First, let’s get something straight: I don’t have any problems with men who sew, knit, or create any articles of clothing utilizing fibers or whatnot. I’m very pro-clothing, as without it, we’d all be nude… and while that sounds like a good idea at times – there are a lot of people out there who I DON’T want to see crouching down to pick up their newspapers every morning.
Now, the whole Fleshlight thing, I obviously have something of an infatuation with currently. I do not own one of these amazing inventions – nor do I think it likely that I ever will… just based on the fact that I’m not the type who spends money on sex-toys, regardless of how fun they might be. Never the less, I have X-tube for the purposes of watching OTHER men enjoy their amazing cock-sleeve of joy. And all the power to them. Maybe once I’m rich from my practically invisible gay web-comic – I’ll worry about the frivolity of pleasure-toys… but until then, boys gotz’ta eat, yo.

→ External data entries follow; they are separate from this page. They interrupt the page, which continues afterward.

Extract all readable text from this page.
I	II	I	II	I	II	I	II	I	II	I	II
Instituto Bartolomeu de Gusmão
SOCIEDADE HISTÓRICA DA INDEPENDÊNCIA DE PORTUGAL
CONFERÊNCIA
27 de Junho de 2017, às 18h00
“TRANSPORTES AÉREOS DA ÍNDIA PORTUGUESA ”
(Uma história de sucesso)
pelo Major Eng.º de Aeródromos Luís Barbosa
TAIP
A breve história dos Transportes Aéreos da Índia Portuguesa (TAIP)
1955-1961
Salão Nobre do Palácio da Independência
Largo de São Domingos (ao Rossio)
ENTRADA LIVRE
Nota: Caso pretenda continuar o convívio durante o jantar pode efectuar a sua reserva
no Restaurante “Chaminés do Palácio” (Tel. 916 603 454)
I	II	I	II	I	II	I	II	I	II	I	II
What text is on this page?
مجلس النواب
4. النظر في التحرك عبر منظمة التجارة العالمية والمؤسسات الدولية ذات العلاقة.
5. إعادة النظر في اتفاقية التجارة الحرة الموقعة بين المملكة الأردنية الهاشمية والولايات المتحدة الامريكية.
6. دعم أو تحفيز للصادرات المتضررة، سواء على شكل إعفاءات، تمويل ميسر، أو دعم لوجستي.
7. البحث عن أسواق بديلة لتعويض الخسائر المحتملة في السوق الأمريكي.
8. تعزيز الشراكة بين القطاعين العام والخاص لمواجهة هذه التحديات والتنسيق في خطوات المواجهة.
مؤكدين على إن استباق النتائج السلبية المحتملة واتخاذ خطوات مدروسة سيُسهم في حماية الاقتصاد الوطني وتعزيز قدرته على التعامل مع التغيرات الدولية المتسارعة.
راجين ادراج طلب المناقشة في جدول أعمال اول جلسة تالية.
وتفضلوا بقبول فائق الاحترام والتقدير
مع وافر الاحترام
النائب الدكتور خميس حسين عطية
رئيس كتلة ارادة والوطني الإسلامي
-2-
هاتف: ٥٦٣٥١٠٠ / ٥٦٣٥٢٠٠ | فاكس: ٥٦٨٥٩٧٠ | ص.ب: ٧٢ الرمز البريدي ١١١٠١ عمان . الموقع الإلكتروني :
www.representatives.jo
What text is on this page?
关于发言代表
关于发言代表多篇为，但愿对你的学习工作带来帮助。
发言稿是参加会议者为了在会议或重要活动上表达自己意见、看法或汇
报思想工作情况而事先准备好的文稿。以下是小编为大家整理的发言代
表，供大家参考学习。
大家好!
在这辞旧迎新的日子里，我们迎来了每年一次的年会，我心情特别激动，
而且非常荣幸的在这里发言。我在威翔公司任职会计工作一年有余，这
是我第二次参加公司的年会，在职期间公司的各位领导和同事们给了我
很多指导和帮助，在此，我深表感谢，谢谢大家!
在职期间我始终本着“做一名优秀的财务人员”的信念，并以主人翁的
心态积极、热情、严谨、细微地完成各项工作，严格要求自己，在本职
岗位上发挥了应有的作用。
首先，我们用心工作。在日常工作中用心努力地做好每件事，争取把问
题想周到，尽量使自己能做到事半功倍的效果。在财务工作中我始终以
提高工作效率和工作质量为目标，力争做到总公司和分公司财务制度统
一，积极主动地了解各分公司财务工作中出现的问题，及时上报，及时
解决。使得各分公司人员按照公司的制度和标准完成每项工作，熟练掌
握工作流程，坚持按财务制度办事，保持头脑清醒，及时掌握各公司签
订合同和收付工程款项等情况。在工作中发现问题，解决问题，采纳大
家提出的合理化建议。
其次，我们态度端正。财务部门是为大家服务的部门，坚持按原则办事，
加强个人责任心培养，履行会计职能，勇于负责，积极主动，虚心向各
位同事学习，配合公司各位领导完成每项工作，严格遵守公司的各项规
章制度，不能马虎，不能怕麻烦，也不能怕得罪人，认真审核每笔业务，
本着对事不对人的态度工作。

In other news: I love my coffee shop. I love being able to sit and draw, chat with some very awesome baristas (baristi? baristamos?), and check out the man-candy sauntering about the place. Now, it’s obvious I don’t have a “classical taste” in gay men. Washboard stomachs to me hold no candle to a robust full-bodied barrel of a man… and damn if this state doesn’t have those in spades. So oft will I see the hairy bearded gent waddle to the nearest table and press ham to seat in a maneuver which displays more ass-crackery than this boy deserves. I need a better cell-phone camera to capture these moments in pornographic detail for these late nights at the computer.